— А куда спешить, голосочек мой, — ласково ответил муж. — Степаныч уже умер, орден у меня в кармане.
— Жжёнов ему умер. А если и Любшин?
— А этому с чего умирать? Он на три года меня моложе.
— У него сердчишко.
— Не умрет. Нет, любовь моя, лучше придержать и выстрелить в десятку. Кто знает, может, это вообще моя последняя пеликула.
Глава семнадцатая
Общий язык
— Нет, любимый, не последняя, — вздохнула Марта Валерьевна, досмотрев «Исцелителя» и переходя к финальному фильму человека, по-прежнему сидящего в горделивой позе, готового встретить свою новую неведомую судьбу, как сидит важный зритель в ожидании премьеры нового фильма.
Таким он всегда оставался и в жизни — несгибаемым, гордым, зачастую по-ослиному упертым.
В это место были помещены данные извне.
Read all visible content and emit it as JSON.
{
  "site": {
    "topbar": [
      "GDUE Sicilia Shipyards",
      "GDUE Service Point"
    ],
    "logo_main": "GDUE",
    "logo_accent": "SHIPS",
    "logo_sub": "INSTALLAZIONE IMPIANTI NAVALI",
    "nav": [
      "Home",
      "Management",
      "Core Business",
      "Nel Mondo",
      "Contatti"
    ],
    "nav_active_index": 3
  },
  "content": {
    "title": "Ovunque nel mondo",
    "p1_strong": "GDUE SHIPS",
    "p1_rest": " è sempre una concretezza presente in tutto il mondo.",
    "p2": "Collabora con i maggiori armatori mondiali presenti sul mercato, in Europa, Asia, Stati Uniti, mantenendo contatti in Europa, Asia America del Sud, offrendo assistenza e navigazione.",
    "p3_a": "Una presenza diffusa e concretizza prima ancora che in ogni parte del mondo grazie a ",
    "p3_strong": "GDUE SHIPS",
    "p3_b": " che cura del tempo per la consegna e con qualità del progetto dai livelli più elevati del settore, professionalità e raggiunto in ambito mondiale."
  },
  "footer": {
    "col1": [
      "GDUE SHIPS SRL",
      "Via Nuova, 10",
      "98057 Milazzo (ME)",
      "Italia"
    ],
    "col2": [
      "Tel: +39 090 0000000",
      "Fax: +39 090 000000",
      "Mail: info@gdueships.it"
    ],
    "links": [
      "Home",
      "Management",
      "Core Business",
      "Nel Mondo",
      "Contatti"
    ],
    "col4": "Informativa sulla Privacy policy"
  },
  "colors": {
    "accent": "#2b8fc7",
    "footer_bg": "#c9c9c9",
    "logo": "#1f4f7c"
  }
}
Она любила его просто потому, что любила, а за несгибаемость уважала, редко в ком наблюдая такую же постоянную стойкость и душевную чистоту. Знала, что только до нее он в отношении с женщинами вел себя, как большинство в киношном мире, распутно, однако во всем другом и до нее слыл принципиальным. И притом не занудным.
Запомнилось, как между окончанием работы над «Исцелителем» и премьерой все вокруг как-то умирали, умирали, умирали, любимые и нелюбимые, приятные и ненавистные: Бергман и Антониони, причем оба в один день, вечно пьяный Ельцин и муж своей властной жены Ростропович, ненавистный Кирилл Лавров и прекрасная Таня Лаврова, замечательные Стасик Ростоцкий и Нина Меньшикова, хмурый Элем Климов и веселый Вадик Захарченко, умер любимый Терентьевич — хирург-бог, умер патриарх, подаривший ему икону-идею, умер Солженицын, когда-то снабдивший Незримова целебным зельем от рака. На похоронах Солженицына мелькнул и Адамантов, ныне уже генерал ФСБ. Не сдержался и шепнул Эолу Федоровичу:
— А все-таки покойный был изрядная сволочь!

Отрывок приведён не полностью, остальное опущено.